How can the concept of ‘decent work’ create a thriving and sustainable building industry in the Western Cape?

How can the concept of ‘decent work’ create a thriving and sustainable building industry in the Western Cape?
Luyanda Mgqamqo, labour spokesperson for the Western Cape-based Building Industry Bargaining Council (BIBC)

‘Decent work’ not only ensures excellent working conditions, but a sustainable building industry as well. The Building Industry Bargaining Council unpacks the role of employers, workers and the public at large

Cape Town, – The concept of ‘decent work’ is one that government, labour unions, employers and market analysts encourage if South Africa is to further its growth ambitions.

The idea is that work is not only seen as a source of income but a vehicle for personal dignity, societal stability and job creation.

However, as Luyanda Mgqamqo, labour spokesperson for the Western Cape-based Building Industry Bargaining Council (BIBC) points out, decent work can only be realised when there are meaningful benefits for employees.

“This has advantages for both employer and employees in that labour turnover is limited while labour is also migrated from informal to formal employment.
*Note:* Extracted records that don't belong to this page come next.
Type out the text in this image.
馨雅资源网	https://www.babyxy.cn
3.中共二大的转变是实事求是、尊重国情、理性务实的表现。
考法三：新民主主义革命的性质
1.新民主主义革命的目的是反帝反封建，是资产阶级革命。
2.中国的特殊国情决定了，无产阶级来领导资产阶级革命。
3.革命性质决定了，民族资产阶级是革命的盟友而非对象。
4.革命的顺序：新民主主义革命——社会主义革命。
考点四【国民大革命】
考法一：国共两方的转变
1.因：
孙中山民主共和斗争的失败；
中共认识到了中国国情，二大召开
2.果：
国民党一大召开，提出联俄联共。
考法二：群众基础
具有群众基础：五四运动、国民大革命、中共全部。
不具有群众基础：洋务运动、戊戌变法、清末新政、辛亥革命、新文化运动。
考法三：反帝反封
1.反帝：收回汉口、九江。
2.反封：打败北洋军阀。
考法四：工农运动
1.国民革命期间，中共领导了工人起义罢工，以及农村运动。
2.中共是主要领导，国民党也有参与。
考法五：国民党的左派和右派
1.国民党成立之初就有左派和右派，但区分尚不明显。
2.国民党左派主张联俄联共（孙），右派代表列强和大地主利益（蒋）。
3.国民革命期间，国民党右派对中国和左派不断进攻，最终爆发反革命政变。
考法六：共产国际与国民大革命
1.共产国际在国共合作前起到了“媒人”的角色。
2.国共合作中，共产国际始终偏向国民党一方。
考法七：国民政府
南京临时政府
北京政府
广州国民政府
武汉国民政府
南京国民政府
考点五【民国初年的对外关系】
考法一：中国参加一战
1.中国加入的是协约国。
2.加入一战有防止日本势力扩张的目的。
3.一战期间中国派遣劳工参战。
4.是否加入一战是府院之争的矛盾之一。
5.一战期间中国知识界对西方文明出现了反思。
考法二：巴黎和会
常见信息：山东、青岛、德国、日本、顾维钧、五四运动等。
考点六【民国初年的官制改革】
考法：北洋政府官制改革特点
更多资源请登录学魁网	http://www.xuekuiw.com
This in turn increases productivity and creates a safer building industry,” Mgqamqo says.

The country’s construction sector, of which the building industry forms a significant part, is an important player in job creation with an impact on a range of other sectors such as manufacturing, mining, transportation, real estate, and business services. It accounts for 8% of total registered employment with a 2.5% share of nominal GDP.

At the same time, it is also worth noting that about 70% of labour employed in the construction industry is semi-, low- and unskilled.

In 2022, the governments of South Africa and Switzerland, in partnership with the International Labour Organisation (ILO), officially launched the ILO Productivity Ecosystems for Decent Work programme, which identifies the root causes of decent work deficits and develops capacity and local and national actions to address them.

But Mgqamqo says the reality is that stakeholder engagement is not always possible in the informal sector, leading to exploitation and other unintended consequences.

He says there can be very little chance of decent work without upskilling the building sector’s workforce.

The decline of skilled personnel, particularly artisans, puts the industry at risk and must be addressed systematically to ensure that the sector attracts and retains recognised skilled employees, Mgqamqo adds.


The BIBC has played a significant role in ensuring building sector employees receive meaningful benefits.

It has achieved this by focusing on four key pillars, the first being “Productive Employment and Sustainable Enterprise”, which is evident in a workforce that comprises a core team with the requisite skills to contribute productively to the types of building activities performed. New entrants to the business will also be exposed to learning opportunities.

The second pillar, “Standards and Basic Rights at Work”, focuses on collective bargaining which provides a platform for all labour players to engage in negotiations for minimum wages to be improved at industry-level, ensuring that labour costs are standardised. When every workplace negotiates directly with employees on wages and employment benefits, strikes and work stoppages often occur.

“Social Security/Social Protection for all” is the third pillar and involves negotiating at industry level for improved wages and employee benefits for all, even those at the lowest level. Labourers picked up at the roadside, on the other hand, most likely will be paid exploitative wages and no benefits.

The fourth and final pillar, “Promotion of Social Dialogue, including Collective Bargaining”, emphasises the mandate of bargaining councils with respect to dispute prevention and resolution.

According to Danie Hattingh, the BIBC’s spokesperson for business, employers also have a responsibility to create conditions conducive to advancing the decent work agenda.

This can be done by providing solid employment opportunities, upholding rights at work in compliance with labour laws, respecting the collective bargaining process and communicating effectively with employees.

In addition, the public at large – encompassing all stakeholders in society who benefit from and influence the labour market in the building industry – can ensure the provision of decent work in a variety of ways.

“They can provide work to employers who are registered with the BIBC, demonstrate ethical labour practices, including patronising businesses that are known for treating their employees well,” Hattingh says.

“They can also support policies and regulations that protect workers’ rights, such as fair wages, benefits, reasonable working hours and safe working conditions.”

Other ways the public can contribute include supporting financial institutions and investment funds that prioritise ethical practices. Stakeholders should also be willing to pay fair prices for building services and projects, understanding that lower costs often come at the expense of decent living wages.

“Government initiatives aimed at improving labour conditions and promoting decent work should be supported, while collaborations with non-profit organisations (like the BIBC) can make a substantial impact,” Hattingh says.